GM Jeff Knueppel talking to students about their experiences. 
SEPTA
GM Jeff Knueppel talking to students about their experiences. 
SEPTA
“The fact that the students were here at 6 a.m. speaks to their dedication,” said Stephanie Deiger, SEPTA assistant GM of Employee Development and Relations.

Students received classroom and on-the-job training. They were each assigned an instructor as they demonstrated inspections and maintenance procedures for the designated departments. Instructors combined theory and practical applications including electrical and shop safety, usage of hand tools and preventative maintenance inspection training.

All of the program participants may have just found their professional calling. At their program graduation ceremony, students took to the podium to express their gratitude toward SEPTA and the staff, as well as their desire to work for the Authority in the future.

“I enjoyed my time here and I learned a lot from the instructors. It was a good experience.” said David Valentin, a student at Philadelphia’s Jules E. Mastbaum Area Vocational/Technical School who participated in the Automotive Technology Program.

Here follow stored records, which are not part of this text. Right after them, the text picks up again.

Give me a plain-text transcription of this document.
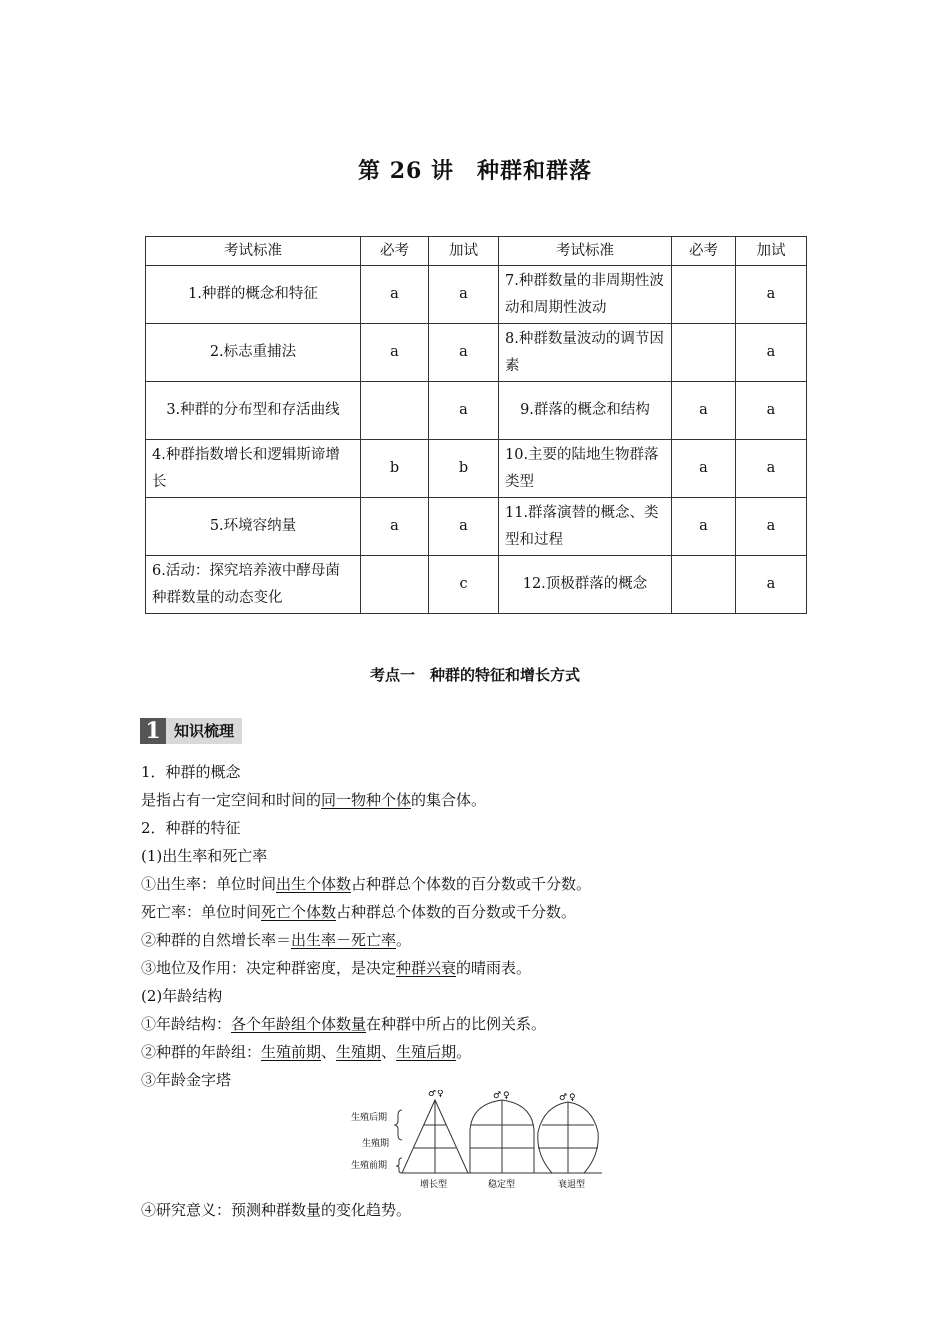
第 26 讲　种群和群落
考试标准	必考	加试	考试标准	必考	加试
1.种群的概念和特征	a	a	7.种群数量的非周期性波动和周期性波动		a
2.标志重捕法	a	a	8.种群数量波动的调节因素		a
3.种群的分布型和存活曲线		a	9.群落的概念和结构	a	a
4.种群指数增长和逻辑斯谛增长	b	b	10.主要的陆地生物群落类型	a	a
5.环境容纳量	a	a	11.群落演替的概念、类型和过程	a	a
6.活动：探究培养液中酵母菌种群数量的动态变化		c	12.顶极群落的概念		a
考点一　种群的特征和增长方式
1 知识梳理
1．种群的概念
是指占有一定空间和时间的同一物种个体的集合体。
2．种群的特征
(1)出生率和死亡率
①出生率：单位时间出生个体数占种群总个体数的百分数或千分数。
死亡率：单位时间死亡个体数占种群总个体数的百分数或千分数。
②种群的自然增长率＝出生率－死亡率。
③地位及作用：决定种群密度，是决定种群兴衰的晴雨表。
(2)年龄结构
①年龄结构：各个年龄组个体数量在种群中所占的比例关系。
②种群的年龄组：生殖前期、生殖期、生殖后期。
③年龄金字塔
生殖后期
生殖期
生殖前期
♂ ♀	♂ ♀	♂ ♀
增长型	稳定型	衰退型
④研究意义：预测种群数量的变化趋势。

Abdul-Zahir Duncan, inspecting an escalator step assembly at SEPTA’s Oregon Broad Street Line station. 
SEPTA
Abdul-Zahir Duncan, inspecting an escalator step assembly at SEPTA’s Oregon Broad Street Line station. 
SEPTA
Valentin’s fellow Automotive Technology graduate Angel Maldonado [from A. Philip Randolph Career and Technical High School] took his employment aspirations right to the top, telling GM Knueppel that he was “looking for a career.”  

Becoming a full-time SEPTA employee is not an unattainable goal for the graduates. John Miller, the Authority’s Chief Technical Instructor for Bus, still has his 1970 SEPTA student internship identification card. Irving Then, who attended the graduation ceremony, once found himself in the same position at the BEP participants.

“Irving attended our High School Summer Internship Program at our Berridge Shop after graduating from Philadelphia’s Swenson Arts and Technology High School in 2010,” said Miller. “In 2012, Irving was hired as bus apprentice. He successfully completed that program, passed the performance test and was promoted to first class vehicle equipment maintenance mechanic in 2015. Since then, Irving completed Bus HVAC Specialist School and passed the performance test. He was promoted to HVAC specialist in 2017.”

Students with their certificates after completing program. 
SEPTA
Students with their certificates after completing program. 
SEPTA
Being involved in partnerships such as BEP helps organizations like SEPTA create pipelines to jobs. The success of these programs relies on the commitment of students and employee instructors.

“The students put in many hours learning about their crafts and are well on their way to becoming the next generation of transportation professionals,” said Knueppel. “The efforts of our Elevator Escalator and Automotive Technology instructors made this program possible. Their support of the students ensures that SEPTA will have a pool of skilled workers ready to join us so that we continue to provide quality transportation to the people of Southeastern Pennsylvania.”

Heather Redfern is the Public Information Manager for the Southeastern Pennsylvania Transportation Authority.